> Am 24.05.2018 um 13:51 schrieb Yann Ylavic <ylavic....@gmail.com>:
> 
> On Thu, May 24, 2018 at 1:44 PM, Eric Covener <cove...@gmail.com> wrote:
>> On Thu, May 24, 2018 at 7:34 AM, Stefan Eissing
>> <stefan.eiss...@greenbytes.de> wrote:
>>> 
>>> 
>>>> Am 24.05.2018 um 13:28 schrieb Eric Covener <cove...@gmail.com>:
>>>> 
>>>> On Thu, May 24, 2018 at 7:23 AM, Stefan Eissing
>>>> <stefan.eiss...@greenbytes.de> wrote:
>>>>> Do we have a configuration option to allow https://hostname/ only to 
>>>>> matching vhosts without any default fallback?
>>>>> 
>>>>> Scenario:
>>>>> - a site with vhost A and B
>>>>> - vhost B is taken out, DNS still points there (for a while)
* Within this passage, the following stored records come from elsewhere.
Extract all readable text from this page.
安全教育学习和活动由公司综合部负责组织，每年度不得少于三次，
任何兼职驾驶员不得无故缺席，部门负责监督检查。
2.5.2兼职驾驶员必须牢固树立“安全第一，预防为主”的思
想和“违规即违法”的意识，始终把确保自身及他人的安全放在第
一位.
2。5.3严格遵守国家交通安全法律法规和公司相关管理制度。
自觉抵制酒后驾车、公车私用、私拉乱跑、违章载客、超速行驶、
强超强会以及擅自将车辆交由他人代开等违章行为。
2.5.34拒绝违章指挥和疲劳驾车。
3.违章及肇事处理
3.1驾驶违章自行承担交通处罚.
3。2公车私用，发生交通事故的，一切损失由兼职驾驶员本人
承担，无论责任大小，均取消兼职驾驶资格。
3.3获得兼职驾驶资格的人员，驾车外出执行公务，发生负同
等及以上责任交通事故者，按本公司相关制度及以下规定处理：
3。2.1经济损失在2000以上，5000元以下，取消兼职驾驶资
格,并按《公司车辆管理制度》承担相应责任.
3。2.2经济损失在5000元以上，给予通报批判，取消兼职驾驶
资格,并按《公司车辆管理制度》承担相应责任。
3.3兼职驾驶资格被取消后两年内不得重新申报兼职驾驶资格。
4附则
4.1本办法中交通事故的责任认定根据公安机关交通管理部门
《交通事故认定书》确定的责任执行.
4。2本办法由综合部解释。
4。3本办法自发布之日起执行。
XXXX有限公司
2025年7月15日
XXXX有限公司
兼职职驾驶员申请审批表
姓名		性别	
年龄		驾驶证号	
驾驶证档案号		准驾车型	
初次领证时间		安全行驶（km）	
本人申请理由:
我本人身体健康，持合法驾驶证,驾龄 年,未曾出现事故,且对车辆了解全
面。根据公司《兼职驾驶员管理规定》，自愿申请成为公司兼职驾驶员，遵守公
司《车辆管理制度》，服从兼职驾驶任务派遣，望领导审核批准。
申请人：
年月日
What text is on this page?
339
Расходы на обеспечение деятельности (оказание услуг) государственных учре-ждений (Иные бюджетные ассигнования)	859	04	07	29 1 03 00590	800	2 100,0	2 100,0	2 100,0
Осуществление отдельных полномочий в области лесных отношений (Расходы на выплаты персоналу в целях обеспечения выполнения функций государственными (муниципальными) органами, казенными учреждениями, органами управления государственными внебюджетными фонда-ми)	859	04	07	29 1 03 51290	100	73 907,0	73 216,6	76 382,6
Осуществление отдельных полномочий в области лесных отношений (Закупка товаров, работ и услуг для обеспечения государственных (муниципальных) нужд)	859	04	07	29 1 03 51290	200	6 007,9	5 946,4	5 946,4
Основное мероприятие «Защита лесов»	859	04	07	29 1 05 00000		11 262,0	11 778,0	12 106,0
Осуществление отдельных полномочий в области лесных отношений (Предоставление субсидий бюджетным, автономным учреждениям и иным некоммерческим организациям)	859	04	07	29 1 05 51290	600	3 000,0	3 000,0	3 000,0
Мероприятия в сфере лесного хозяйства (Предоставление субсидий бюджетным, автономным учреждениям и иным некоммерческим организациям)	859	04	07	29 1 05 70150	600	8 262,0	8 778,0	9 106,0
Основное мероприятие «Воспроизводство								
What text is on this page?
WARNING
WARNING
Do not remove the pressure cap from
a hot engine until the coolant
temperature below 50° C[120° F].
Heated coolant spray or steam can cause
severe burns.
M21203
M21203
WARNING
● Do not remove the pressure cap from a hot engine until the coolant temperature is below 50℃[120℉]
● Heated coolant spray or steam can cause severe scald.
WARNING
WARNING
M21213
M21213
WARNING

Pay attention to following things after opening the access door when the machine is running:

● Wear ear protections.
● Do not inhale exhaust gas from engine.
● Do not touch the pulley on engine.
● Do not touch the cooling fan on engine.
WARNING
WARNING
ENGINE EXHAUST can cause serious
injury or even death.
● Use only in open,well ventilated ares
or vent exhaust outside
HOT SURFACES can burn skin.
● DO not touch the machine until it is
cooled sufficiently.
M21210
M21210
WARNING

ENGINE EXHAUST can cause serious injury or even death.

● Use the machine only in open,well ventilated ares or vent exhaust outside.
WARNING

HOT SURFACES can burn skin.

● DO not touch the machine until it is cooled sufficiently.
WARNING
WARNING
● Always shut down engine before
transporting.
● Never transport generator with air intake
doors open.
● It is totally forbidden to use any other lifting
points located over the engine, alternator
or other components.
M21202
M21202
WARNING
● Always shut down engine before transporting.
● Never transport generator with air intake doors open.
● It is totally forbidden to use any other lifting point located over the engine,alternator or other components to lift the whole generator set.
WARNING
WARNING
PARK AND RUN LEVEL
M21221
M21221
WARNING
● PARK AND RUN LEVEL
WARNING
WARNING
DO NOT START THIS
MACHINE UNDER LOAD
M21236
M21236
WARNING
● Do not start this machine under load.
>>>>> - browsers opening https://B/ will get the certificate of A and complain
>>>>> 
>>>>> I do not want to present a "wrong" certificate, I want the SSL connection 
>>>>> to fail. Does that make sense?
>>>> 
>>>> I don't think it exists for SSL or non-SSL today -- you have to
>>>> capture them in the first-listed VH for a address/port combo.
>>> 
>>> Which, in case of SSL, needs to present a certificate that does not match 
>>> and browsers issue their "not trustworthy" warnings. Where, in reality (ha, 
>>> reality on the internet!) the site does not exist and it is impossible to 
>>> make a secure connection to it.
>>> 
>>> So, we are lacking an option here to abort SSL connections without a vhost 
>>> match, it seems. Something like
>>> 
>>> SSLStrictSNIVHostCheck require-match
>> 
>> a more user oriented option:
>> 
>> SSLUseDefaultCertificate OFF|ON
>> Default: ON
>> When the server cannot find a matching virtual host for an SSL
>> request, it will uses the certificate configured in the default
>> virtual host for an address:port combination. Setting this directive
>> to OFF will instead { abort the connection, send an alert, halt and
>> catch fire}.
> 
> That'd work (and looks better than Stefan's SNI oriented proposal),
> but I wish we had something working for non-SSL vhosts too,
> UseDefaultVHost OFF|ON?

Could work also, if this means that SSL connections with SNI are then
aborted right away. As explained, I do want such hosts to simply not
work with https:, and avoid a "not secure" warning first.